Children also need freedom from the pressure of being in large groups with so many other children. Summer vacation is an ideal time to give them a large dose of attachment to home base, and limit separation from home and loved ones. This allows the child’s nervous system to come to rest, and the processes that lead to calm and creative endeavor can be restored.

We have to move from thinking that children need to fit in with the needs of adults and instead think in terms of how to take care of children’s developmental needs, our primary responsibility. We need to ask ourselves a lot of questions. If I need child care during the summer, is there a grandparent or other relative who can be with my children? Is there a summer camp with groups small enough so that the counselors will interact with my child in a warm and caring way? What kind of activities can I plan with my children that will give us opportunities to talk, laugh and enjoy being together? (Cooking and baking together, arts and crafts projects, making decorations for the house, putting together family history and photo albums, making gifts for other family members, playing outside together, etc). How can I turn every meal time into a festive family occasion? When I’m at work and not with my child, how can I give him a sense of connection with me? The primary answer we are looking for is how to create deeper attachment – deeper feelings of closeness, sameness, belonging, significance, love and being known.
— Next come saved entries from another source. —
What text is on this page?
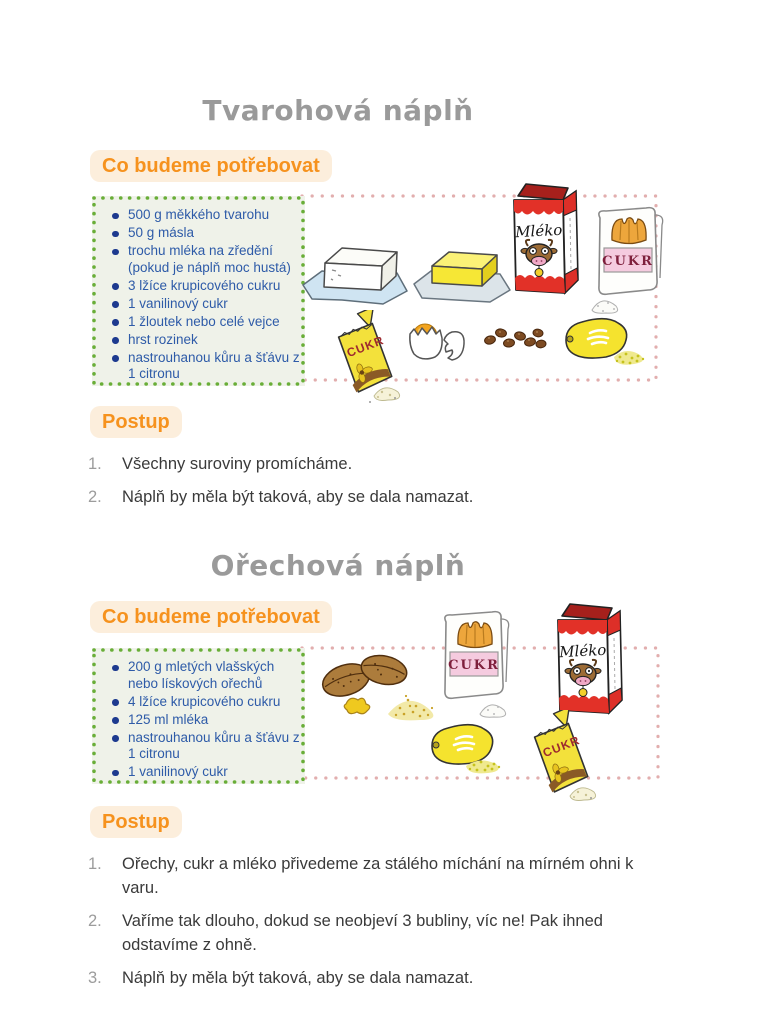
Tvarohová náplň
Co budeme potřebovat
500 g měkkého tvarohu
50 g másla
trochu mléka na zředění (pokud je náplň moc hustá)
3 lžíce krupicového cukru
1 vanilinový cukr
1 žloutek nebo celé vejce
hrst rozinek
nastrouhanou kůru a šťávu z 1 citronu
Mléko
CUKR
CUKR
Postup
1.	Všechny suroviny promícháme.
2.	Náplň by měla být taková, aby se dala namazat.
Ořechová náplň
Co budeme potřebovat
200 g mletých vlašských nebo lískových ořechů
4 lžíce krupicového cukru
125 ml mléka
nastrouhanou kůru a šťávu z 1 citronu
1 vanilinový cukr
CUKR
Mléko
CUKR
Postup
1.	Ořechy, cukr a mléko přivedeme za stálého míchání na mírném ohni k varu.
2.	Vaříme tak dlouho, dokud se neobjeví 3 bubliny, víc ne! Pak ihned odstavíme z ohně.
3.	Náplň by měla být taková, aby se dala namazat.
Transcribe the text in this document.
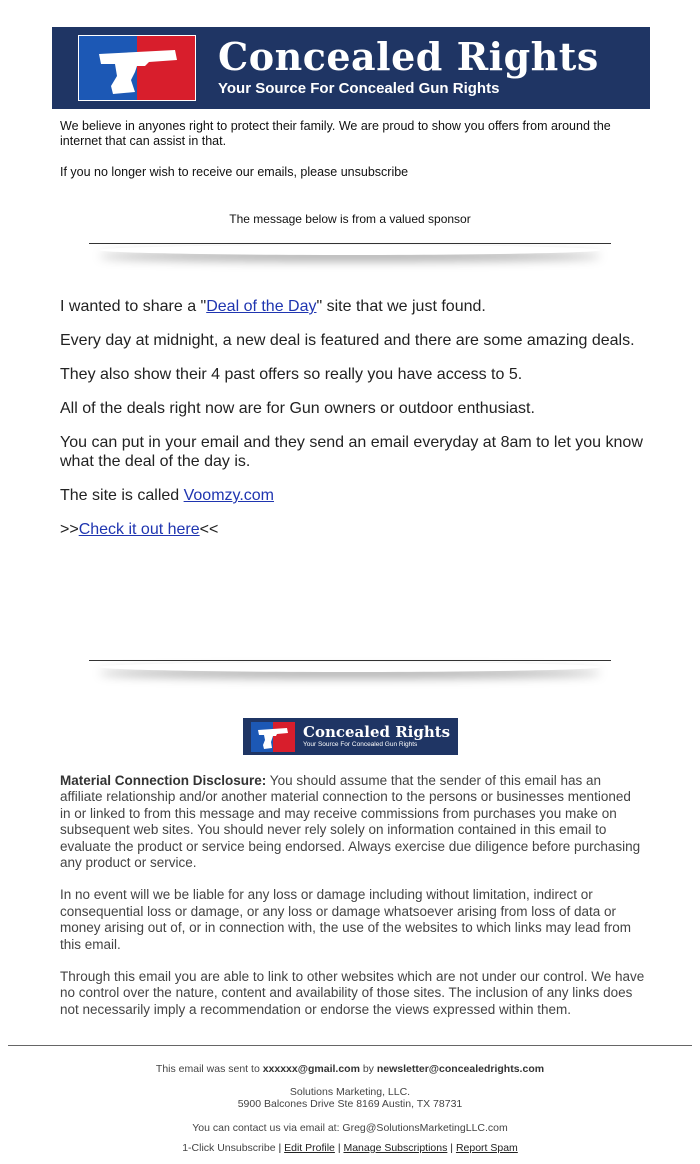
Concealed Rights
Your Source For Concealed Gun Rights

We believe in anyones right to protect their family. We are proud to show you offers from around the internet that can assist in that.

If you no longer wish to receive our emails, please unsubscribe
The message below is from a valued sponsor

I wanted to share a "Deal of the Day" site that we just found.

Every day at midnight, a new deal is featured and there are some amazing deals.

They also show their 4 past offers so really you have access to 5.

All of the deals right now are for Gun owners or outdoor enthusiast.

You can put in your email and they send an email everyday at 8am to let you know what the deal of the day is.

The site is called Voomzy.com

>>Check it out here<<

Concealed Rights
Your Source For Concealed Gun Rights

Material Connection Disclosure: You should assume that the sender of this email has an affiliate relationship and/or another material connection to the persons or businesses mentioned in or linked to from this message and may receive commissions from purchases you make on subsequent web sites. You should never rely solely on information contained in this email to evaluate the product or service being endorsed. Always exercise due diligence before purchasing any product or service.

In no event will we be liable for any loss or damage including without limitation, indirect or consequential loss or damage, or any loss or damage whatsoever arising from loss of data or money arising out of, or in connection with, the use of the websites to which links may lead from this email.

Through this email you are able to link to other websites which are not under our control. We have no control over the nature, content and availability of those sites. The inclusion of any links does not necessarily imply a recommendation or endorse the views expressed within them.

This email was sent to xxxxxx@gmail.com by newsletter@concealedrights.com

Solutions Marketing, LLC.

5900 Balcones Drive Ste 8169 Austin, TX 78731

You can contact us via email at: Greg@SolutionsMarketingLLC.com

1-Click Unsubscribe | Edit Profile | Manage Subscriptions | Report Spam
When parents are empowered with the understanding of the significance of their role in their children’s lives, they can look forward to summer with confidence and enthusiasm. The more parents find within themselves the answers to how they can be the answer to their children’s need for love, frequent loving interactions and deeper attachment, the more they can enjoy each day with their children. Every parent will come up with her own unique answers that are most appropriate for her own family, so that she can be the parent her children need. Summer vacation has the potential to become a haven of nurturing, love and new growth for parents and children together.